When will we give up on glowing from our lineages? In this way, the movie also exposes the disappointing shadow of caste pride that prevails among the Muslim community. In doing this, we are once again doing a great disservice to the Pasmanda Muslims.
Side note, I am not sure if travelling to a new country every week (Planning robbery in Spain, executing robbery in Russia, and finally watching plan crescendo in Afghanistan) and doing government work should be considered “culture”- so technically, the name of the film becomes misleading.
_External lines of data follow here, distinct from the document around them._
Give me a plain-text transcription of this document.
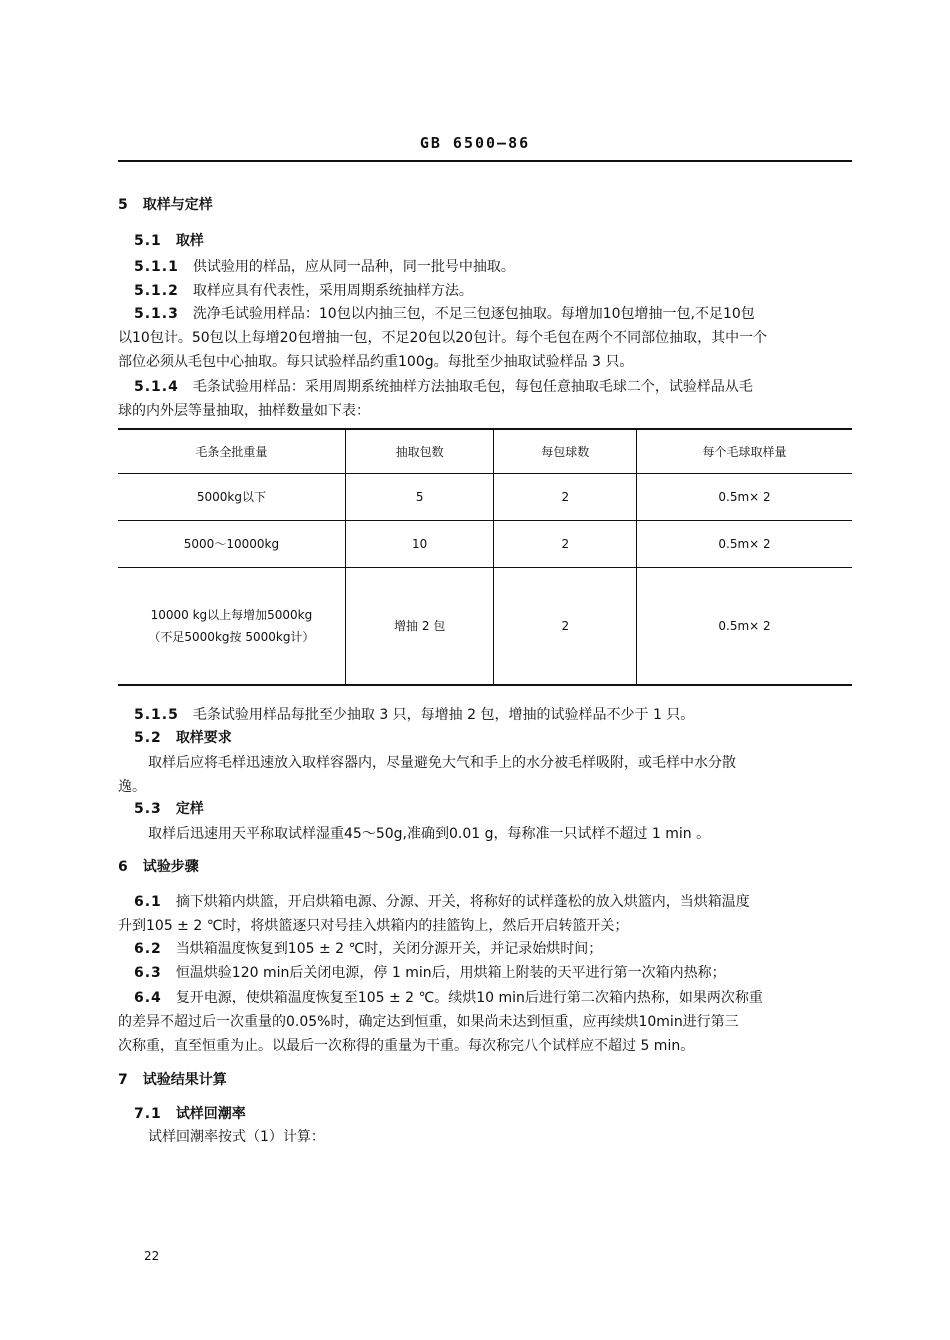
GB 6500—86
5 取样与定样
5.1 取样
5.1.1 供试验用的样品，应从同一品种，同一批号中抽取。
5.1.2 取样应具有代表性，采用周期系统抽样方法。
5.1.3 洗净毛试验用样品：10包以内抽三包，不足三包逐包抽取。每增加10包增抽一包,不足10包
以10包计。50包以上每增20包增抽一包，不足20包以20包计。每个毛包在两个不同部位抽取，其中一个
部位必须从毛包中心抽取。每只试验样品约重100g。每批至少抽取试验样品 3 只。
5.1.4 毛条试验用样品：采用周期系统抽样方法抽取毛包，每包任意抽取毛球二个，试验样品从毛
球的内外层等量抽取，抽样数量如下表：
毛条全批重量	抽取包数	每包球数	每个毛球取样量
5000kg以下	5	2	0.5m× 2
5000～10000kg	10	2	0.5m× 2

10000 kg以上每增加5000kg
（不足5000kg按 5000kg计）	增抽 2 包	2	0.5m× 2
5.1.5 毛条试验用样品每批至少抽取 3 只，每增抽 2 包，增抽的试验样品不少于 1 只。
5.2 取样要求
取样后应将毛样迅速放入取样容器内，尽量避免大气和手上的水分被毛样吸附，或毛样中水分散
逸。
5.3 定样
取样后迅速用天平称取试样湿重45～50g,准确到0.01 g，每称准一只试样不超过 1 min 。
6 试验步骤
6.1 摘下烘箱内烘篮，开启烘箱电源、分源、开关，将称好的试样蓬松的放入烘篮内，当烘箱温度
升到105 ± 2 ℃时，将烘篮逐只对号挂入烘箱内的挂篮钩上，然后开启转篮开关；
6.2 当烘箱温度恢复到105 ± 2 ℃时，关闭分源开关，并记录始烘时间；
6.3 恒温烘验120 min后关闭电源，停 1 min后，用烘箱上附装的天平进行第一次箱内热称；
6.4 复开电源，使烘箱温度恢复至105 ± 2 ℃。续烘10 min后进行第二次箱内热称，如果两次称重
的差异不超过后一次重量的0.05%时，确定达到恒重，如果尚未达到恒重，应再续烘10min进行第三
次称重，直至恒重为止。以最后一次称得的重量为干重。每次称完八个试样应不超过 5 min。
7 试验结果计算
7.1 试样回潮率
试样回潮率按式（1）计算：
22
If one can accept these flaws in logic, one can happily watch this film- especially before the interval- for the lovely chemistry combusting between Rubai (Deepika Padukone) and Pathaan (SRK). Rubai is a boss woman who owns her sexuality throughout, well aware that she looks “bomb” and unapologetically using it. She is never sidelined as the pretty heroine- although there are some unnecessary fleeting moments where her character steps down to feed the limelight to our Pathaan.
To be fair, shirtless Shah Rukh Khan and John Abraham, plus a very stunning Deepika Padukone is a 3-hour visual treat I would not want anyone to miss, and perhaps this was the creator’s game plan too, hence the lack of focus on the story line. Judging from the box office numbers, they were not wrong.